Manually creating a PNG…

… pixel by pixel.

Like I’ve said before, most of the Processing.js team are shifting their main focus on different projects over the summer.  Some of the members are working on Popcorn.js, a Javascript video player library that uses the HTML5 video tag.  Andor Salga and I are working on imaging 3D point cloud data for Arius3D.  Andor already has a working prototype gallery for what we have to do with our point cloud data; his blog about it is located here.

I have been working on the non-3D spectrum of this work and trying to improve the load times for our prototype.  Well, that’s what I’m going to try and accomplish in the end anyway.  I’ve been looking for ways to solve this problem and the first method I decided to try was server side scripting using PHP.  While PHP isn’t a hard language to comprehend, I soon ran into problems concerning the use of the data I was reading from file.  The only reason I was using PHP was to try and read the file data to give to Javascript.  If trying to extract the data was this much of a hassle, there was no point in using it.

I moved on to just reading the file straight from text using XMLHttpRequest.  I had problems with putting setInterval and setTimeout methods within the code to try and run asynchronously.  The problem was that I didn’t need them!  After I removed them and just called the function on its own, I got the stream and conversion to work… but very slowly.  An example of the stream can be viewed below… be warned, though, it does take a number of seconds.

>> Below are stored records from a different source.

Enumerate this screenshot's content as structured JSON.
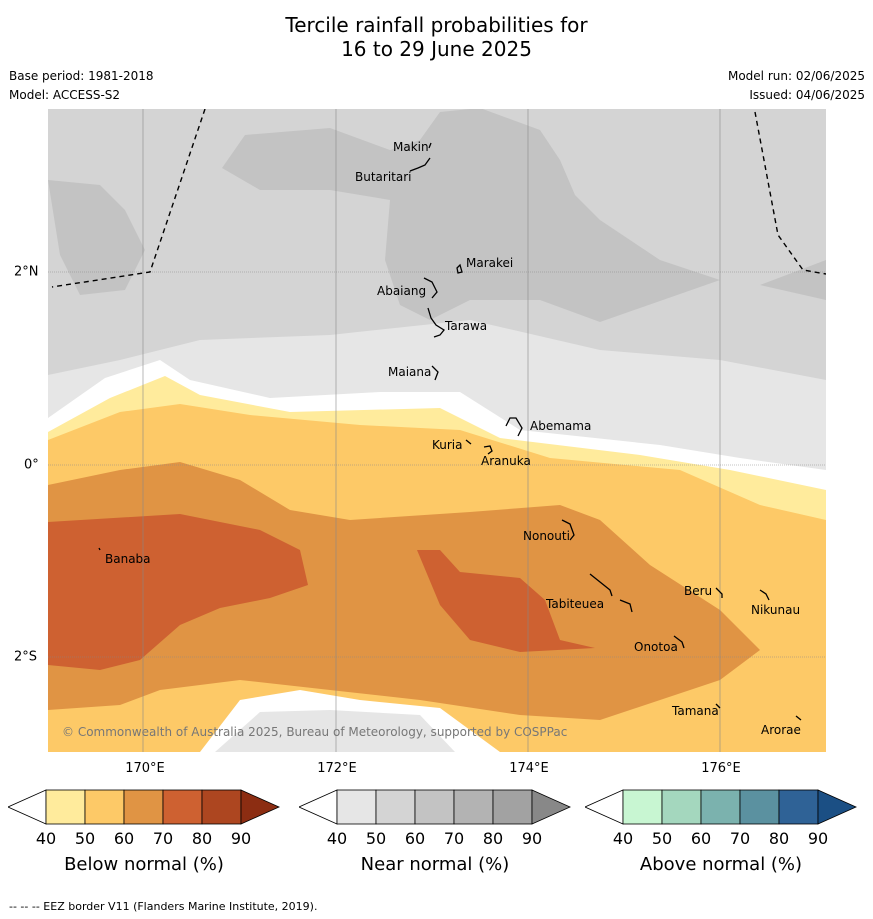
{
  "title": {
    "line1": "Tercile rainfall probabilities for",
    "line2": "16 to 29 June 2025"
  },
  "meta": {
    "base_period": "Base period: 1981-2018",
    "model": "Model: ACCESS-S2",
    "model_run": "Model run: 02/06/2025",
    "issued": "Issued: 04/06/2025"
  },
  "map": {
    "longitude_labels": [
      "170°E",
      "172°E",
      "174°E",
      "176°E"
    ],
    "latitude_labels": [
      "2°N",
      "0°",
      "2°S"
    ],
    "islands": [
      "Makin",
      "Butaritari",
      "Marakei",
      "Abaiang",
      "Tarawa",
      "Maiana",
      "Abemama",
      "Kuria",
      "Aranuka",
      "Nonouti",
      "Banaba",
      "Tabiteuea",
      "Beru",
      "Nikunau",
      "Onotoa",
      "Tamana",
      "Arorae"
    ],
    "copyright": "© Commonwealth of Australia 2025, Bureau of Meteorology, supported by COSPPac"
  },
  "legends": [
    {
      "title": "Below normal (%)",
      "ticks": [
        "40",
        "50",
        "60",
        "70",
        "80",
        "90"
      ],
      "colors": [
        "#ffffff",
        "#ffeb9c",
        "#fdc967",
        "#e09444",
        "#ce6131",
        "#ad4620",
        "#8c2d12"
      ]
    },
    {
      "title": "Near normal (%)",
      "ticks": [
        "40",
        "50",
        "60",
        "70",
        "80",
        "90"
      ],
      "colors": [
        "#ffffff",
        "#e6e6e6",
        "#d4d4d4",
        "#c3c3c3",
        "#b3b3b3",
        "#a2a2a2",
        "#888888"
      ]
    },
    {
      "title": "Above normal (%)",
      "ticks": [
        "40",
        "50",
        "60",
        "70",
        "80",
        "90"
      ],
      "colors": [
        "#ffffff",
        "#c8f6d2",
        "#a4d7be",
        "#7bb2ae",
        "#5b91a0",
        "#2f6296",
        "#1b4f84"
      ]
    }
  ],
  "footer": "--  --  -- EEZ border V11 (Flanders Marine Institute, 2019)."
}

I was talking with notmasteryet, one of the audio wizards that came up with this hack of streaming byte data into a png for Text to Speech use within browsers, and he told me to use bit shifting instead of string conversions to plug the information into the png.  This would of course make the conversion MUCH faster.  However, something is wrong and not working as it should.  I’m writing this blog not due to accomplishment but more of a bookmark on what I may have to continue with later.  I’m moving on to dissect the PSI Reader given to us by Arius3D and trying to convert it to Javascript to be used for on the fly conversions.